Helman was accused of failing to list more than $50,000 in gifts she received from a lobbyist between 2012 and 2014. She pleaded down to a single charge under a plea agreement reached with prosecutors prior to the sentencing.

Helman oversaw the Carl T. Hayden VA Medical Center in Phoenix but was fired after whistleblowers disclosed the secret waiting list to Congress. Some veterans died while waiting for appointments.

Authorities first learned about Helman accepting gifts while investigating problems at the medical center.

Helman wept Monday before the judge.
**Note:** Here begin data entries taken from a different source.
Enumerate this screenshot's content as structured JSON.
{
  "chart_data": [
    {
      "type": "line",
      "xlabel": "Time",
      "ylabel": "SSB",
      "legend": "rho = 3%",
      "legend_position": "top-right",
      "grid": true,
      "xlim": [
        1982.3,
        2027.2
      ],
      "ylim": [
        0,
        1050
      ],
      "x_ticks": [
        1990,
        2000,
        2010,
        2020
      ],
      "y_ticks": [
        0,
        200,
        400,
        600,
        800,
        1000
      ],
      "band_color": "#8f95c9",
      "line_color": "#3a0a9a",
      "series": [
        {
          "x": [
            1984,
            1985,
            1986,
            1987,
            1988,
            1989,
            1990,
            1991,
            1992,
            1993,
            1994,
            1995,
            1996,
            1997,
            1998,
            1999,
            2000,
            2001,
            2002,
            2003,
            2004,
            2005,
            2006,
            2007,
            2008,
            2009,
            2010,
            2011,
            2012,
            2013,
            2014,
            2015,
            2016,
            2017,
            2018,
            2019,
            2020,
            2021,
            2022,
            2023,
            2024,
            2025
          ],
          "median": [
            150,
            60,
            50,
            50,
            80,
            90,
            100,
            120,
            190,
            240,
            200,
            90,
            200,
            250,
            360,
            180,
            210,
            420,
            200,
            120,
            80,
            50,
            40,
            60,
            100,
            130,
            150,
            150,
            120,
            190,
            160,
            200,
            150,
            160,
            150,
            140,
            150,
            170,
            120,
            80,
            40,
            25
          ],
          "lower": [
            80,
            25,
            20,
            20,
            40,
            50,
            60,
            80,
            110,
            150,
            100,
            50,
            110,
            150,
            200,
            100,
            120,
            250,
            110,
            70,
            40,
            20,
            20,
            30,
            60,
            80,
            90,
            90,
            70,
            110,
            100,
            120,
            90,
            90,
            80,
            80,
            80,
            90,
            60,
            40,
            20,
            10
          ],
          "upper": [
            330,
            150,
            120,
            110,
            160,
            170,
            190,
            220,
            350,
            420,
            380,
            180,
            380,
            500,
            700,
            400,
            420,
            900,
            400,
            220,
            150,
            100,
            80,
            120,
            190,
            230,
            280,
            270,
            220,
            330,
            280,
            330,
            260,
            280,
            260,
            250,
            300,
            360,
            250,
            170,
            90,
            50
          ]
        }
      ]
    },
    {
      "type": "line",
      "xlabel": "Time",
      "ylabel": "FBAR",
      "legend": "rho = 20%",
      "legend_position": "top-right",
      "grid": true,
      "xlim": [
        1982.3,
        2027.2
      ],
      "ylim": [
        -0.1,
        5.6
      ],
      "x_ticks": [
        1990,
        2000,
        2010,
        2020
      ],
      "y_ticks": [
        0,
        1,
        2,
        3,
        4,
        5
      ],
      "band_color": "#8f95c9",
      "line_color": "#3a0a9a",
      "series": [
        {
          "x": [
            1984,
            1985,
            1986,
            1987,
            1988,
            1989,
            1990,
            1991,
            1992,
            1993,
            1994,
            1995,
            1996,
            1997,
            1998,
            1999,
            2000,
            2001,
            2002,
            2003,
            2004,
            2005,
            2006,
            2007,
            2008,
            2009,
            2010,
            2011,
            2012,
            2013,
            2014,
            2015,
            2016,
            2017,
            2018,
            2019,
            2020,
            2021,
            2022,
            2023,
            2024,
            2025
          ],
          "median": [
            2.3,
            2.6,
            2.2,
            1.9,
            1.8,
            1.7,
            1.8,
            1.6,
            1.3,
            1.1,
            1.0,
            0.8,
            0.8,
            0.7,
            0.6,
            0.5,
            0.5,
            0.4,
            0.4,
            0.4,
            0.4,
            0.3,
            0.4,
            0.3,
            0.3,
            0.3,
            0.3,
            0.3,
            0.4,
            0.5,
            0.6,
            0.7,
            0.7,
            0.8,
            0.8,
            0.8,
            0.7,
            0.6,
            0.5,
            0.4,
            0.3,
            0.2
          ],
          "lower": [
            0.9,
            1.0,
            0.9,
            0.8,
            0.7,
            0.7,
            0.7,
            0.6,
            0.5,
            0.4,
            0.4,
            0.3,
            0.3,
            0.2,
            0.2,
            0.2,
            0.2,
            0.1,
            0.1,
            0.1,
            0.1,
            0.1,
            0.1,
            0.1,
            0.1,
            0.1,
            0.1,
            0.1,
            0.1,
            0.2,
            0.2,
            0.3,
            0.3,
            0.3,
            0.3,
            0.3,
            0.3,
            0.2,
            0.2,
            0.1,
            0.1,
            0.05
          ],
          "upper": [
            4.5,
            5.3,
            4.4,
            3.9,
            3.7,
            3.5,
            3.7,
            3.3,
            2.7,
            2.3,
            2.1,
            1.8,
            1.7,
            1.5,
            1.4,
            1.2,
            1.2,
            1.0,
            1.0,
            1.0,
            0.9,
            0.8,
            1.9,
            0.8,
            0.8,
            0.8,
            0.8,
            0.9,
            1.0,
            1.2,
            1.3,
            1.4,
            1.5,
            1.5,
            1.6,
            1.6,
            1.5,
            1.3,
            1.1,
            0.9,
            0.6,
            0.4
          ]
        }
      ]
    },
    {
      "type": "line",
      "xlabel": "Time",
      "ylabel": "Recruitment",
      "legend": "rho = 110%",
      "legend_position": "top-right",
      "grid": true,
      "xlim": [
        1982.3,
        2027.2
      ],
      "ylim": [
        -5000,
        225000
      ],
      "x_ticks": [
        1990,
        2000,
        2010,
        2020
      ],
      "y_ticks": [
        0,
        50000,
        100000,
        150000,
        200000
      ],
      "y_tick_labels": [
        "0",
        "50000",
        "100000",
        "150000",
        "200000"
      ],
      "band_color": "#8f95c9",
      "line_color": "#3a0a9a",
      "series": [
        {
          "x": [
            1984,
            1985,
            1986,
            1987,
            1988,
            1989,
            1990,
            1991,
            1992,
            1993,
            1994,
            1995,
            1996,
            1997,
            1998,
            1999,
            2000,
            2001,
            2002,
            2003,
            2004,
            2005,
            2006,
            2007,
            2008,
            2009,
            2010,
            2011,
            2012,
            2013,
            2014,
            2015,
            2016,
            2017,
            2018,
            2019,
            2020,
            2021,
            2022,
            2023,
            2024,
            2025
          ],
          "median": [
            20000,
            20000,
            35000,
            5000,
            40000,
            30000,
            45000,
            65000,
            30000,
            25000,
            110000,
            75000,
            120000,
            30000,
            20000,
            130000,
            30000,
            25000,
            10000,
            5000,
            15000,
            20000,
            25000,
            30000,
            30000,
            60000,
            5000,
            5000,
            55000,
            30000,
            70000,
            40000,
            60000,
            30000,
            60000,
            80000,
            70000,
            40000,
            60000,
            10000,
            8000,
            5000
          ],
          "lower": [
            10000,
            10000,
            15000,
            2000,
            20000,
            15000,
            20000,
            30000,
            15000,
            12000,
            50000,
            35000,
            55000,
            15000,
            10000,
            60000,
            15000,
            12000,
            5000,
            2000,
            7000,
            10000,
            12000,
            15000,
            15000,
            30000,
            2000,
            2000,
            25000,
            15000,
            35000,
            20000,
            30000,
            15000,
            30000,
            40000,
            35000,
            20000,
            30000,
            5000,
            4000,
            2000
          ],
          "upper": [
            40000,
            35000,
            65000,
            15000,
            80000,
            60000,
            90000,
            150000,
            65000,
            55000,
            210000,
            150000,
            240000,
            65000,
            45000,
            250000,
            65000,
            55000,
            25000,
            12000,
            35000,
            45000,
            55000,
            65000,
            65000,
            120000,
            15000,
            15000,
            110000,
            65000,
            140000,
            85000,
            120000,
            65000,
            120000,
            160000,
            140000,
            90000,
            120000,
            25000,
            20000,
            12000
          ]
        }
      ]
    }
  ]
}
She expressed regret and called her ethical violation a “betrayal of trust” to veterans and the country.

“As proud as I am of the work I did for veterans, I know I could have served them better,” Helman said. “I should have disclosed the gifts I received from a personal friend, but I did not.”

Prosecutors said all of the gifts were from a single source, a person identified in court as a former high-level VA employee who from 2005-2009 served as Helman’s supervisor.

From 2012-14, that person was an executive consultant and later vice president of a consulting and lobbying firm that assisted companies in expanding their business with the VA, according to prosecutors.

Federal prosecutors didn’t charge her with unlawfully accepting the gifts, but failing to provide the VA with required information to evaluate a potential conflict of interest.

“It just so happened that his company gets millions in VA federal dollars?” Logan asked the prosecutor about the gifts.

“That may be difficult to believe but that is in fact what the investigation revealed,” said Assistant U.S. Attorney Frank Galati.